Criar Jul 11, 2026 at 11:415Adicionar aos favoritos

Gartner declarou o "fim do SaaS" — provocativo e, em grande parte, uma aposta de posicionamento. Mas a tendência subjacente é real: um mundo orientado por agentes não se importa com a sua interface. E a frase "funciona, não toque nisso" está se tornando o maior passivo de tecnologia legada da década.

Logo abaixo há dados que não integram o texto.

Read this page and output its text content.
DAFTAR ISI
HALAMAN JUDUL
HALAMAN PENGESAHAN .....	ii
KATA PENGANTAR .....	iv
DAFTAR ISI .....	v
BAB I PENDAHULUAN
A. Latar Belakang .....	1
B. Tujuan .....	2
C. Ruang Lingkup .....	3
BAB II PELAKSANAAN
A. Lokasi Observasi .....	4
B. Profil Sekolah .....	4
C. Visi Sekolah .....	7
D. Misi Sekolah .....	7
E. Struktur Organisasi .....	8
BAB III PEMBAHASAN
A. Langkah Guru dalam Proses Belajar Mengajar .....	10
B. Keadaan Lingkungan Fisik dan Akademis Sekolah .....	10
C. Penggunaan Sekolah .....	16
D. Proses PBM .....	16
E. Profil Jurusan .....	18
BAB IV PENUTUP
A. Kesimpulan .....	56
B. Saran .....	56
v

Duas manchetes, um tema. A Gartner publicou uma nota declarando o "fim do SaaS" (ITmedia): o argumento é que "qual IU é mais fácil de usar" como critério de seleção está morto, porque cada vez mais nenhum humano toca a IU — um agente o faz. Separadamente, um ensaio amplamente disseminado nesta semana argumenta que "funciona, não mexa nisso" é agora a frase mais perigosa da tecnologia — porque sistemas legados que resistem à modernização tornam-se exatamente o gargalo que a IA agentiva não consegue contornar.
Ambos são o mesmo argumento contado a partir de extremos opostos da organização.

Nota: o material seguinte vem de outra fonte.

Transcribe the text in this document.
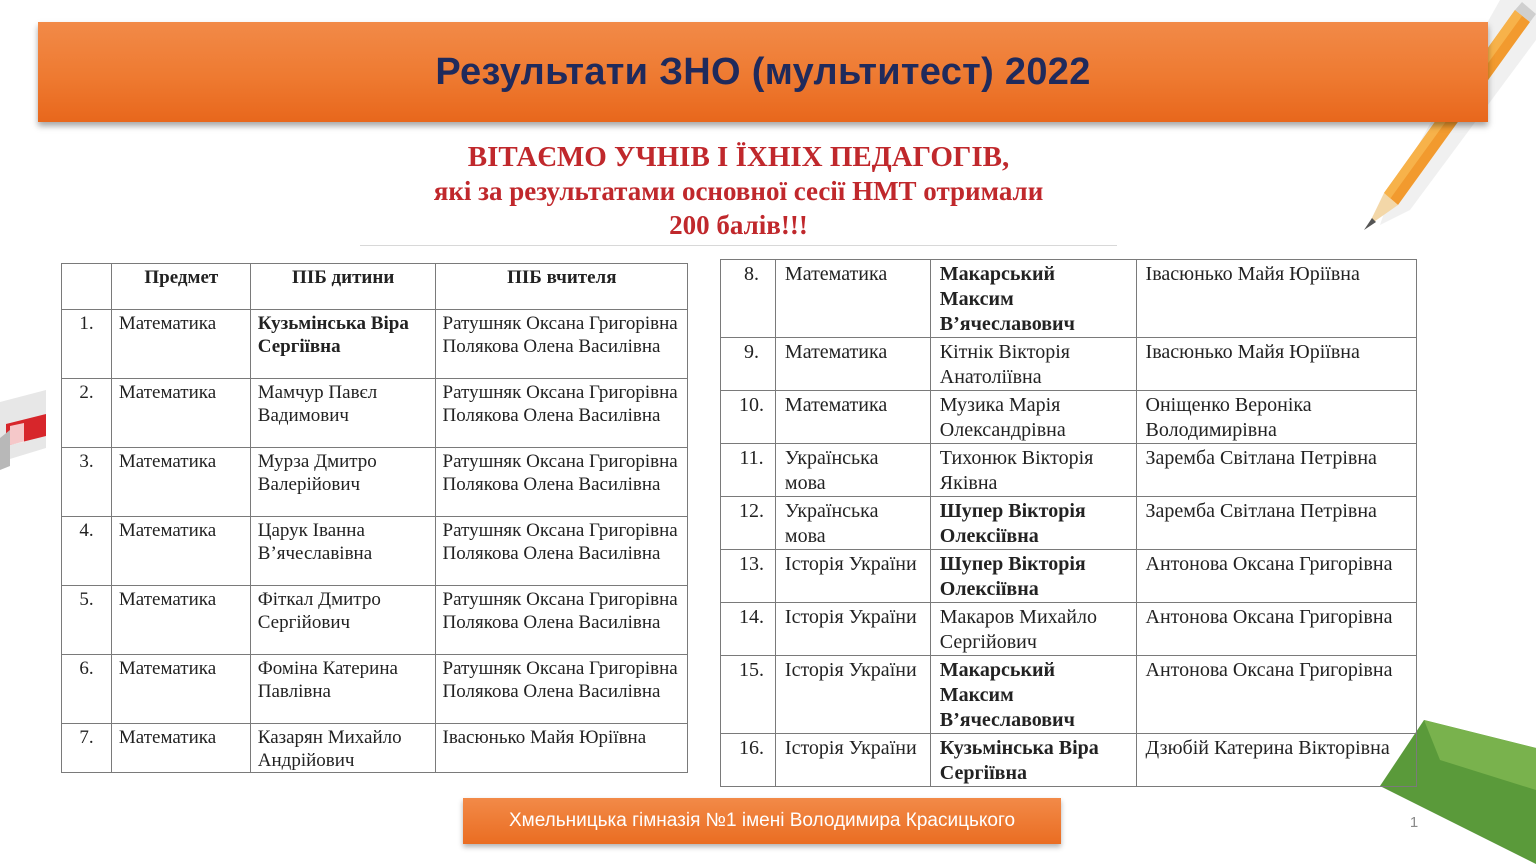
Результати ЗНО (мультитест) 2022
ВІТАЄМО УЧНІВ І ЇХНІХ ПЕДАГОГІВ,
які за результатами основної сесії НМТ отримали
200 балів!!!
	Предмет	ПІБ дитини	ПІБ вчителя
1.	Математика	Кузьмінська Віра Сергіївна	Ратушняк Оксана Григорівна
Полякова Олена Василівна

2.	Математика	Мамчур Павєл Вадимович	Ратушняк Оксана Григорівна
Полякова Олена Василівна

3.	Математика	Мурза Дмитро Валерійович	Ратушняк Оксана Григорівна
Полякова Олена Василівна

4.	Математика	Царук Іванна В’ячеславівна	Ратушняк Оксана Григорівна
Полякова Олена Василівна

5.	Математика	Фіткал Дмитро Сергійович	Ратушняк Оксана Григорівна
Полякова Олена Василівна

6.	Математика	Фоміна Катерина Павлівна	Ратушняк Оксана Григорівна
Полякова Олена Василівна

7.	Математика	Казарян Михайло Андрійович	Івасюнько Майя Юріївна
8.	Математика	Макарський Максим В’ячеславович	Івасюнько Майя Юріївна
9.	Математика	Кітнік Вікторія Анатоліївна	Івасюнько Майя Юріївна
10.	Математика	Музика Марія Олександрівна	Оніщенко Вероніка Володимирівна
11.	Українська мова	Тихонюк Вікторія Яківна	Заремба Світлана Петрівна
12.	Українська мова	Шупер Вікторія Олексіївна	Заремба Світлана Петрівна
13.	Історія України	Шупер Вікторія Олексіївна	Антонова Оксана Григорівна
14.	Історія України	Макаров Михайло Сергійович	Антонова Оксана Григорівна
15.	Історія України	Макарський Максим В’ячеславович	Антонова Оксана Григорівна
16.	Історія України	Кузьмінська Віра Сергіївна	Дзюбій Катерина Вікторівна
Хмельницька гімназія №1 імені Володимира Красицького	1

A afirmação da Gartner sobre o "fim do SaaS" é uma moldura agressiva, mas aponta para uma mudança real. O discurso de vendas dos últimos 15 anos era: UX mais limpa, onboard mais rápido, mobile-first. Se o comprador se tornar um agente autônomo orquestrando tarefas em uma pilha de ferramentas, então:
O ensaio sobre "não mexa nisso" é o inverso: sistemas legados que eram "bons o suficiente" em um mundo de interação humana tornam-se ativamente hostis em um mundo de interação por agentes. Cada gambiarra não documentada, cada efeito colateral silencioso, cada "o sistema não deixa você fazer X, mas a Sarah da Contabilidade conhece o truque" — nada disso se transfere para um agente.

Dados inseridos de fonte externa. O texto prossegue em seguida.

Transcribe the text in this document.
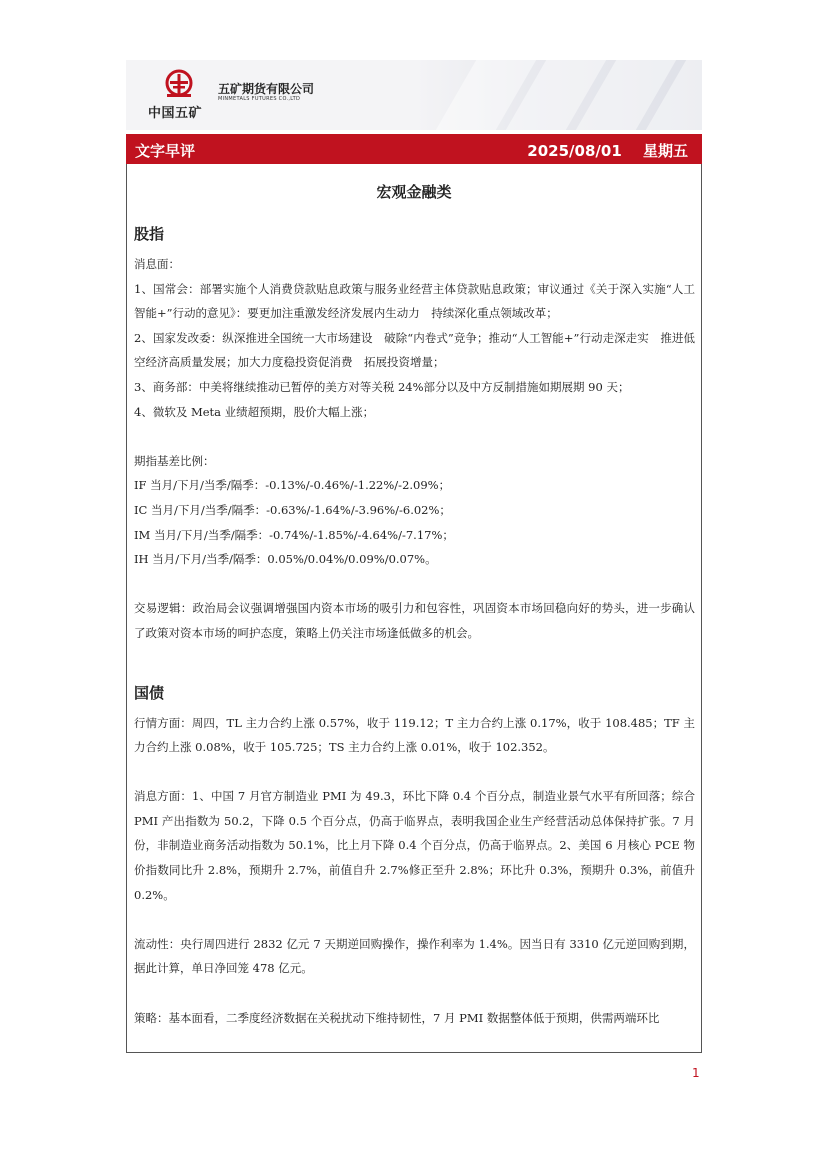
中国五矿
五矿期货有限公司
MINMETALS FUTURES CO.,LTD
文字早评	2025/08/01 星期五
宏观金融类
股指
消息面：
1、国常会：部署实施个人消费贷款贴息政策与服务业经营主体贷款贴息政策；审议通过《关于深入实施“人工智能+”行动的意见》：要更加注重激发经济发展内生动力　持续深化重点领域改革；
2、国家发改委：纵深推进全国统一大市场建设　破除“内卷式”竞争；推动“人工智能+”行动走深走实　推进低空经济高质量发展；加大力度稳投资促消费　拓展投资增量；
3、商务部：中美将继续推动已暂停的美方对等关税 24%部分以及中方反制措施如期展期 90 天；
4、微软及 Meta 业绩超预期，股价大幅上涨；
期指基差比例：
IF 当月/下月/当季/隔季：-0.13%/-0.46%/-1.22%/-2.09%；
IC 当月/下月/当季/隔季：-0.63%/-1.64%/-3.96%/-6.02%；
IM 当月/下月/当季/隔季：-0.74%/-1.85%/-4.64%/-7.17%；
IH 当月/下月/当季/隔季：0.05%/0.04%/0.09%/0.07%。
交易逻辑：政治局会议强调增强国内资本市场的吸引力和包容性，巩固资本市场回稳向好的势头，进一步确认了政策对资本市场的呵护态度，策略上仍关注市场逢低做多的机会。
国债
行情方面：周四，TL 主力合约上涨 0.57%，收于 119.12；T 主力合约上涨 0.17%，收于 108.485；TF 主力合约上涨 0.08%，收于 105.725；TS 主力合约上涨 0.01%，收于 102.352。
消息方面：1、中国 7 月官方制造业 PMI 为 49.3，环比下降 0.4 个百分点，制造业景气水平有所回落；综合 PMI 产出指数为 50.2，下降 0.5 个百分点，仍高于临界点，表明我国企业生产经营活动总体保持扩张。7 月份，非制造业商务活动指数为 50.1%，比上月下降 0.4 个百分点，仍高于临界点。2、美国 6 月核心 PCE 物价指数同比升 2.8%，预期升 2.7%，前值自升 2.7%修正至升 2.8%；环比升 0.3%，预期升 0.3%，前值升 0.2%。
流动性：央行周四进行 2832 亿元 7 天期逆回购操作，操作利率为 1.4%。因当日有 3310 亿元逆回购到期，据此计算，单日净回笼 478 亿元。
策略：基本面看，二季度经济数据在关税扰动下维持韧性，7 月 PMI 数据整体低于预期，供需两端环比
1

O que uma arquitetura "pronta para agentes" realmente requer:
Para tomadores de decisão: a afirmação de que "o SaaS está morto" é exagerada, mas a direção é real. Qualquer decisão de compra em 2026 deve pontuar fornecedores pela completude da API antes do polimento da IU. Para desenvolvedores: a refatoração para prontidão de agentes é o trabalho de modernização de maior alavancagem dos próximos 24 meses. Sistemas legados onde "funciona, não mexa nisso" prevalece serão aqueles que os agentes contornarão — e é assim que o fornecedor se torna irrelevante sem que um único cliente perdido sinalize isso.
Artigo produzido por inteligência artificial, revisto sob controlo editorial humano.